IMG_5797.jpg, août 2022

Bon. La chirurgienne m’a appelée tout à l’heure, à la sortie de sa réunion d’équipe.
Les nouvelles, elle commence toujours par la bonne. Le pet scan n’a pas révélé de métastases.

La mauvaise nouvelle, la deuxième biopsie a confirmé la présence d’un deuxième bidule mais d’un type différent. J’ai donc deux cancers dans le même sein gauche. Le premier, de type HER-2 triple négatif, stade 1, le deuxième, type hormonale, 6mm.

Elle me dit que ses collègues oncologues et radiologues sont pour la solution radicale. C’est quoi la solution radicale que je demande. L’ablation totale du sein…

- C’est-à-dire que là, mardi, je me ferais enlever tout le sein ?
- C’est une possibilité
- Il y en a d’autres ?
- On peut aussi traiter chaque cancer de manière indépendante. Pour le premier HER-2, on enlève la tumeur, on voit si tout est clair autour, on analyse les ganglions et on avise selon si chimio, si radiothérapie. Pour le deuxième, on enlève la tumeur, on regarde si tout est clair, radiothérapie, hormonothérapie et pour les deux surveillances accrue. Ou encore, on fait comme on a prévu, l’opération le 9 aout et selon les résultats d’analyses on avise si c’est pertinent à ce moment là de faire l’ablation totale du sein.

A partir de là mon esprit se brouille. J’ai un choix à faire mais les avantages et les inconvénients de l’un ou de l’autre ne sont pas clair. J’entends que les oncologues prônent la mastectomie, mais pour quelle raison ? Elle me dit que ça ne limite pas tant que ça le risque de récidive. Alors quoi ? ça évite la radiothérapie. Ça évite une deuxième opération plus tard si nécessaire, et c’est tout ? J’ai l’impression qu’on me demande de faire un choix mais que je n’ai pas tous les éléments pour pouvoir décider. Je pense qu’elle m’a tout dit, mais c’est moi qui n’’arrivai plus à écouter. Je crois que j’ai perdu la moitié des infos. On a convenu de se rappeler demain pour que je puisse réfléchir avant de prendre une décision. Là, maintenant, je suis tentée de choisir la dernière. L’opération prévue, j’y suis préparée, ça me laisse trois semaines pour envisager d’y laisser mon sein gauche, j’avais de toute façon ces trois semaines d’incertitudes pour le premier cancer, chimio ? pas chimio ? quelle molécule ? Ça rajoute en plus mastectomie ? Pas mastectomie ?
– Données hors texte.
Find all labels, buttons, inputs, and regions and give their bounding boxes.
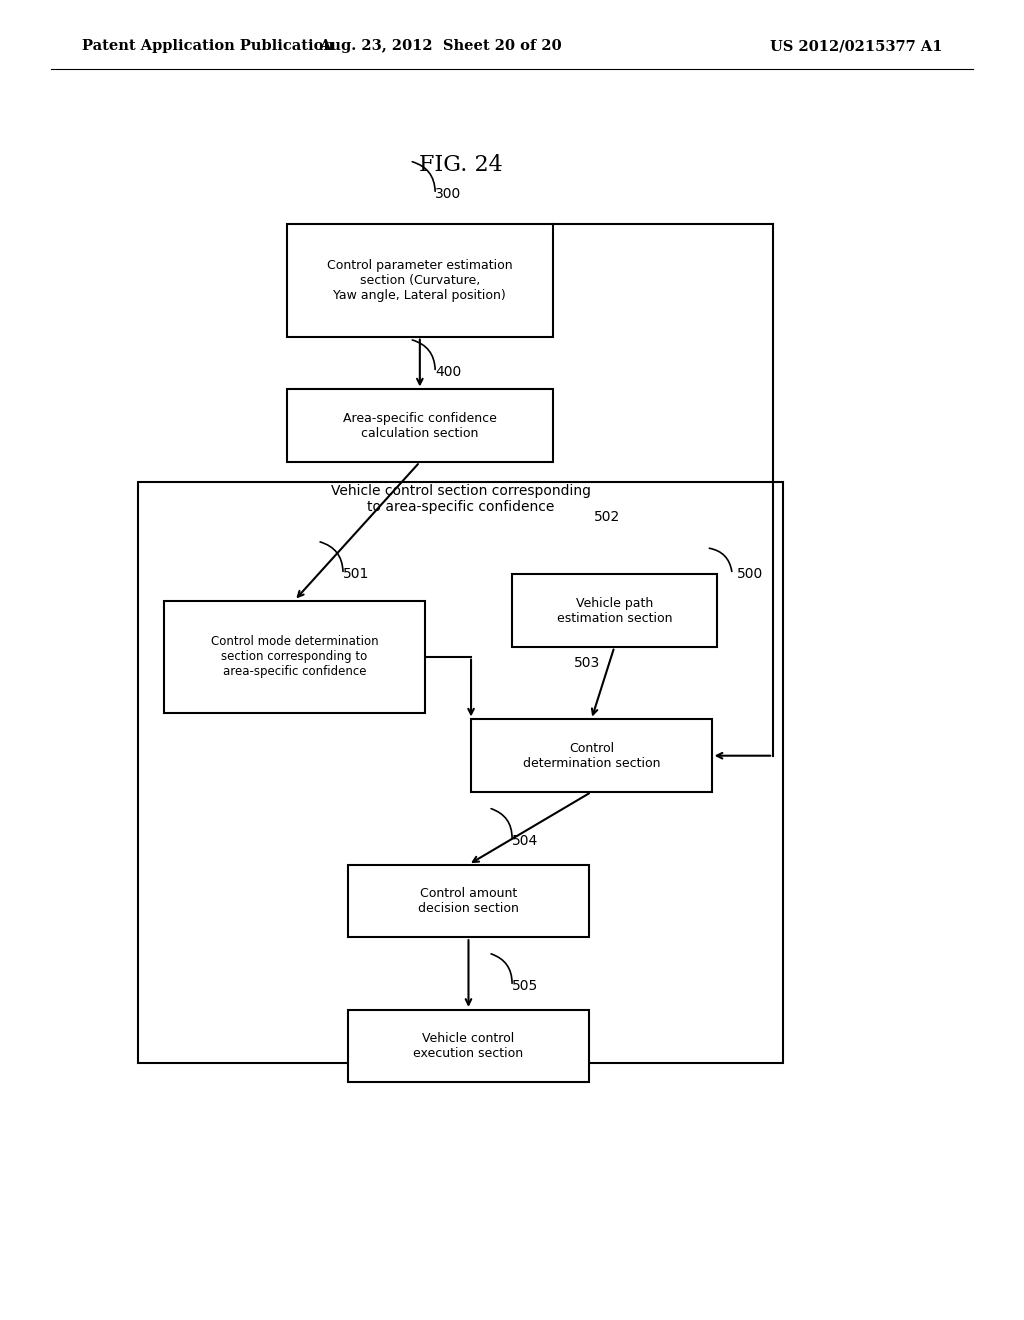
Text: Control amount
decision section: Control amount decision section	[418, 887, 519, 915]
FancyBboxPatch shape	[287, 389, 553, 462]
FancyBboxPatch shape	[471, 719, 712, 792]
FancyBboxPatch shape	[138, 482, 783, 1063]
Text: 500: 500	[737, 568, 764, 581]
Text: 502: 502	[594, 511, 621, 524]
Text: Vehicle control section corresponding
to area-specific confidence: Vehicle control section corresponding to…	[331, 484, 591, 513]
FancyBboxPatch shape	[348, 865, 589, 937]
FancyBboxPatch shape	[164, 601, 425, 713]
Text: 503: 503	[573, 656, 600, 669]
Text: FIG. 24: FIG. 24	[419, 154, 503, 176]
Text: 400: 400	[435, 366, 462, 379]
Text: 501: 501	[343, 568, 370, 581]
Text: Vehicle path
estimation section: Vehicle path estimation section	[557, 597, 672, 624]
FancyBboxPatch shape	[512, 574, 717, 647]
Text: 300: 300	[435, 187, 462, 201]
Text: Aug. 23, 2012  Sheet 20 of 20: Aug. 23, 2012 Sheet 20 of 20	[319, 40, 561, 53]
FancyBboxPatch shape	[348, 1010, 589, 1082]
Text: US 2012/0215377 A1: US 2012/0215377 A1	[770, 40, 942, 53]
Text: Area-specific confidence
calculation section: Area-specific confidence calculation sec…	[343, 412, 497, 440]
Text: Patent Application Publication: Patent Application Publication	[82, 40, 334, 53]
Text: Control parameter estimation
section (Curvature,
Yaw angle, Lateral position): Control parameter estimation section (Cu…	[327, 259, 513, 302]
Text: Control mode determination
section corresponding to
area-specific confidence: Control mode determination section corre…	[211, 635, 378, 678]
FancyBboxPatch shape	[287, 224, 553, 337]
Text: 504: 504	[512, 834, 539, 847]
Text: Control
determination section: Control determination section	[522, 742, 660, 770]
Text: 505: 505	[512, 979, 539, 993]
Text: Vehicle control
execution section: Vehicle control execution section	[414, 1032, 523, 1060]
L’été sera passé, ce sera la rentrée, nouvelle période, nouvelle… aventure.

Le plus difficile, c’est cette somme d’incertitudes.

Je suis allée avec l’amoureux faire un tour au bord de l’océan. Tout était dans la brume, comme mon esprit. Je me suis mise derrière un rocher et j’ai crié face à l’océan. Après deux/trois cris, les sanglots sont venus. J’ai pleuré comme une petite fille dans les bras de mon homme. Fallait que ça sorte. Et puis j’ai respiré. Et maintenant je suis fatiguée.

Cette maladie réserve toujours des surprises et des rebondissements, je le savais, mais celui-là, je ne l’avais pas imaginé, deux cancers du sein de types différents… Je me demande si c’est fréquent… En même temps, je me suis bien gardée d’imaginer quoi que ce soit, j’ai bien fait, ça ne m’aurait pas aidé de toute façon.

Y laisser un sein… Le premier mot qui m’est venu c’est « mutilation ». Et puis je me suis dit : « Non, je ne vais pas penser les choses comme cela, ce n’est pas possible. Comment je vais expliquer à mon corps qu’il va peut-être falloir se séparer d’une partie de lui ? » J’ai pensé rituel, deuil. Et puis j’ai pensé aussi, après, plus tard : « N’oublie pas la bonne nouvelle. C’est toujours guérissable».